What inspired you to become a brewer?
I wanted to make and create things, instead of only buy them. Nowadays, I think that also represents a form of art, something I always had close to me and kind of had lost that as the years went by. And beer was the way I found to fulfill that impluse to create, with no commercial intent at the beginning. But then, I saw that I could make a living out of it and I went for it.
How do you come up with your recipes? Tell us about some of your beers.
I usually try a beer or some food and it either blows my mind, or I feel it is lacking something. In both situations I have in my mind how would I do that, to replicate those flavours or improve them, and then give it a shot at home. We have a passion fruit IPA called Maracujipa. I was so in love with American hops I thought: “Well, why can’t I get that delicious aroma from the fruit, instead of the hops?” And it worked out very well, hops and passion fruit.

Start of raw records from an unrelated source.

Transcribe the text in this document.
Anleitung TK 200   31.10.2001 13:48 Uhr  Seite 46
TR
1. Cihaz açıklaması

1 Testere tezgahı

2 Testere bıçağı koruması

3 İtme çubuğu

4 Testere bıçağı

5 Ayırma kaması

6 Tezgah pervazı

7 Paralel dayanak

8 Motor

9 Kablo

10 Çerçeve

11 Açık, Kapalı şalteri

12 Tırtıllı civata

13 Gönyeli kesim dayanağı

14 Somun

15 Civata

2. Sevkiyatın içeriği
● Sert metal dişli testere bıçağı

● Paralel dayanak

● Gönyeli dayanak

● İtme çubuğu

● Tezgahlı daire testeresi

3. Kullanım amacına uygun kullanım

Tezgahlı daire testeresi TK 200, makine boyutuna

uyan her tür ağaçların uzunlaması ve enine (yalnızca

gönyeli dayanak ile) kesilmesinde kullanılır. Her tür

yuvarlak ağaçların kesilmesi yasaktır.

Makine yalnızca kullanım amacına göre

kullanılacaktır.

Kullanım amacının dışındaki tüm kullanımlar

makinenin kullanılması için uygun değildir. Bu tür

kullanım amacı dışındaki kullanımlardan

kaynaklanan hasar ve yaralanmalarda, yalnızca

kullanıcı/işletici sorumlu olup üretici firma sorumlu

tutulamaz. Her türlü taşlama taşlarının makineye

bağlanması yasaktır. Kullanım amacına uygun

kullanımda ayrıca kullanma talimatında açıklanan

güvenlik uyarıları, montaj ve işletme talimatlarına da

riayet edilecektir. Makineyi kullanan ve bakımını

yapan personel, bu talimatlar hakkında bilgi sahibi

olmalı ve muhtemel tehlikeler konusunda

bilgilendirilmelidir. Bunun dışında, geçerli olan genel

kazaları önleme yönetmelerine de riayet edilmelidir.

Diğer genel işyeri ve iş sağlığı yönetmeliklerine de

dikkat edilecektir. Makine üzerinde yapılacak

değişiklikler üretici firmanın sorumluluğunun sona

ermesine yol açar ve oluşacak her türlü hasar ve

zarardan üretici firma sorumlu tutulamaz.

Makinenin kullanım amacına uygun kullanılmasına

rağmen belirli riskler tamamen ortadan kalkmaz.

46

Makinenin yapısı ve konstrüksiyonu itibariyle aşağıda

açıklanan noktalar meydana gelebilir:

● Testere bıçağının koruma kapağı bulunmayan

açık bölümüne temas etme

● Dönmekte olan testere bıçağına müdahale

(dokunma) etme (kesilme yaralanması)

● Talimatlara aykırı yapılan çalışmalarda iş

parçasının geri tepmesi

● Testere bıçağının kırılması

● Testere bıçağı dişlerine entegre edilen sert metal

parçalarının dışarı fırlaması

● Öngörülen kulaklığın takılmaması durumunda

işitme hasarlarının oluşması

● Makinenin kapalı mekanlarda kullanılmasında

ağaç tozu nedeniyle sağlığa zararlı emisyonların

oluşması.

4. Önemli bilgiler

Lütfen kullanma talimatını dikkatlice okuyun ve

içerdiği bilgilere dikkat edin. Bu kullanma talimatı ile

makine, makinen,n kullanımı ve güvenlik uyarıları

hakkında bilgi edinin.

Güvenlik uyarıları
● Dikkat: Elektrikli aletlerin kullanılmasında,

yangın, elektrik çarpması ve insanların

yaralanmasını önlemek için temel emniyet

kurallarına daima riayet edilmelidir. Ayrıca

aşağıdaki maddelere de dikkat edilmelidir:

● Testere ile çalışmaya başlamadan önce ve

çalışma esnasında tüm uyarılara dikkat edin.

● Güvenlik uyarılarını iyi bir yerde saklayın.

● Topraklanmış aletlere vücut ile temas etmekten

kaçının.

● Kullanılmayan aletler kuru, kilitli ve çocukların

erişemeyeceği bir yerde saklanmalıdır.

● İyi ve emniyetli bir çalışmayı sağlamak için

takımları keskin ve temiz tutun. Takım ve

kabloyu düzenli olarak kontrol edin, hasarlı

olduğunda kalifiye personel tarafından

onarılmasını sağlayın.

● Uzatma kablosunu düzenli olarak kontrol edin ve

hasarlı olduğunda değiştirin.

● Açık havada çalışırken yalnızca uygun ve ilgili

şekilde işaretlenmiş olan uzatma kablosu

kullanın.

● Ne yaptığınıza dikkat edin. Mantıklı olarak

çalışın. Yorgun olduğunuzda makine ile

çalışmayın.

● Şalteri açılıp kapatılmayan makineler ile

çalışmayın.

I’m really into Saisons and IPAs, so we have a session IPA, passion Fruit IPA and a Black IPA. Its funny cause we have three IPAs, but we don’t a classic one. Now we have two collaborative Saisons. One is called Caramba!, and we brewed with Stillwater Artisanal Ales, which was a big honour for us. Brian, from Stillwater, always wanted to brew a saison with star-fruit, and had a batch test a year before with the fruit. It came out very dry, refreshing.
We also have Saison à Trois, in collaboration with Cervejaria Invicta. We had two gold medals in South America this year with that beer. Its a classic saison, dry hopped with Saaz and with a hint of coriander seed.
And also this year we release a beer with Brewdog, called Hello my Name is Zé. It is also a passion fruit IPA, a mix between Maracujipa and Jack Hammer.
What is the Brazilian Craft Beer scene like? Is their a hunger for exploring more beer outside of traditional Pilsners?
Its is changing. But most of the breweries still rely on a good yellow lager as a starting point. But we are seeing a change, even more traditional Breweries are now trying IPAs and Imperial Stouts. And the number of beer fans is growing very fast, and as they try some imported beer, the want us to have the same approach. So that is helping to grow the scene.
So, we have many German focused breweries, but also many going in the American way, using tons of hops and attitude.
You collaborated with the UK’s own Brewdog Brewery on the beer ‘Hello My Name is Ze’. How did that come about?
We all started as home brewers, so that helped us to get know and get along, when James from Brewdog was here in 2012. We love Brewdog beers, and their attitude. I still can’t believe we have made beers with Brewdog and Stillwater in 2014.
They wanted a local ingredient, and the Brazillian importer, Giba, loves Maracujipa. So, we decided to use passion fruit in a IPA, but with the Brewdog style, with loads of dry hopping. Its is a big success here in Brazil.
What is the personal experience like of creating a quality product and seeing people enjoying it?
That is probably the most important thing. Trying to create the best beer you can and see how people like that product. That is what keeps my head working, and all the 2 cabeças team! It is so crazy to see people drinking your beer and saying that one is one of best they tried in their whole life. The flip side is then having to deal with problems, bad bottles, also people not used to beer like this saying it is too bitter and therefore in their eyes not beer.
What does the future hold for 2 cabeças?
Good question! I would say more unique beers, more collaboration. Sharing beer with old friends, making new ones… that is the goal!
2 cabeças Beers are hard to get hold of in the UK – we suggested heading down to a Brewdog Bar and sampling a ‘Hello My Name is Ze’ or following our footsteps to Brazil and spending a few weeks sat in bars wearing linen suits.